More efforts should be made to preserve sports
So, what can we do about the fact that everything you love in gaming right now will be unavailable sooner or later? Either because you can’t repair that old console you bought the disc for or because of anti piracy measures. Rethink the whole system. Valve founder Gabe Newell said a long time ago that piracy is always a service issue. Which is true to some extent, but even on Steam you don’t actually own the games you buy.
And I understand that the issue goes deeper than just rogue game makers being lazy or trying to prevent their work from being stolen. But it is a problem that the consumer and the industry should not ignore. And I don’t think it’s wrong to go back to the good old days of CD-keys or these cool code wheels Monkey Island was.
But how does this work in an industry like today? Especially with all the platform and storefront exclusivity, because for some common reason we decided that making games accessible through limited means is what really drives the industry.
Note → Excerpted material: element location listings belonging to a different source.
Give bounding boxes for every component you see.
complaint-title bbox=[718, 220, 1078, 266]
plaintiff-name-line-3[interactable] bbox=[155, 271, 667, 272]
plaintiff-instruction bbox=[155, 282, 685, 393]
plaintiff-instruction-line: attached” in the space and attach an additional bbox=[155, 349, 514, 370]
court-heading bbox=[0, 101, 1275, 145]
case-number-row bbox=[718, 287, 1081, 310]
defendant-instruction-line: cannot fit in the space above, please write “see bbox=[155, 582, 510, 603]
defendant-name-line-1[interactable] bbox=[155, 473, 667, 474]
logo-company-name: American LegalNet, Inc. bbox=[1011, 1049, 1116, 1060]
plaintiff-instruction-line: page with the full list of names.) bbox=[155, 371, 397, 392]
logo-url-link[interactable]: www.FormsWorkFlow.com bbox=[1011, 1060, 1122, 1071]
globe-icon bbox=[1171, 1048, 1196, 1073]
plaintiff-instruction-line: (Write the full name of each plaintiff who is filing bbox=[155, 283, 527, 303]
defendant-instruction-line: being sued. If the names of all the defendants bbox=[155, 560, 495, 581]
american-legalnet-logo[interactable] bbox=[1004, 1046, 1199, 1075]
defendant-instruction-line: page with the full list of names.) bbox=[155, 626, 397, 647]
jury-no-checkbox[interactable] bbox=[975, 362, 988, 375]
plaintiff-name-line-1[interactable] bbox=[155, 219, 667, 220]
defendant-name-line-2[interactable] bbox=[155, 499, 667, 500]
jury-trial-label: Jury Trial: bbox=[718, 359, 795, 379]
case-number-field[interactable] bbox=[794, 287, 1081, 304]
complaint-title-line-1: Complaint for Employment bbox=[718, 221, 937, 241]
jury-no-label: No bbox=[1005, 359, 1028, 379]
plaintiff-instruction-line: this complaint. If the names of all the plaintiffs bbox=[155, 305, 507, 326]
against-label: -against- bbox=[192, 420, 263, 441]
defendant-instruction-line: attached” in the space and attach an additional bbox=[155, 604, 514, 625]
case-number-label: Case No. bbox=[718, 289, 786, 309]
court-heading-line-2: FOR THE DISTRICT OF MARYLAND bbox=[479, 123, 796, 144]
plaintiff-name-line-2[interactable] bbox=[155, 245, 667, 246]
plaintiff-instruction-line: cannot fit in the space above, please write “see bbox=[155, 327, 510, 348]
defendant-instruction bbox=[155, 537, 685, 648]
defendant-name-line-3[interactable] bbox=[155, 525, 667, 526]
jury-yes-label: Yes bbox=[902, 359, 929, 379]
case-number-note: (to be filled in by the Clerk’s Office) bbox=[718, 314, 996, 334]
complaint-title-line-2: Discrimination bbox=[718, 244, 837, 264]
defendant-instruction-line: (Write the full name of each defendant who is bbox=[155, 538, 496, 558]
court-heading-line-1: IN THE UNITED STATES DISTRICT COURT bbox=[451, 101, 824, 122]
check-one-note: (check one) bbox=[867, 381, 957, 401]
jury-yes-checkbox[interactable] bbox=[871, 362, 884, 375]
I’ve always thought that criticizing something would also mean that I had to propose a solution. But this is one of those issues when I was feeling way out of my zone. Because none of the solutions I can come up with are financially viable for companies that have to up their game while protecting their assets. It’s also not that I pay a lot of money to be able to download games until a service is turned off. But think of all the games that have been lost over time only surviving on old hard drives, all the online games no one can play anymore.
So what do we do out here? I don’t think this is an issue on which we can sit and there should be a solution to it. Maybe I’m just shouting it out in the void, at least some kind of debate could be sparked, or maybe someone with a bigger platform could unify this rhetoric into something more. But hopefully there will be a follow-up piece to this, I’ll try and “do some journalism” and see if I can get some answers from some of the bigger publishers.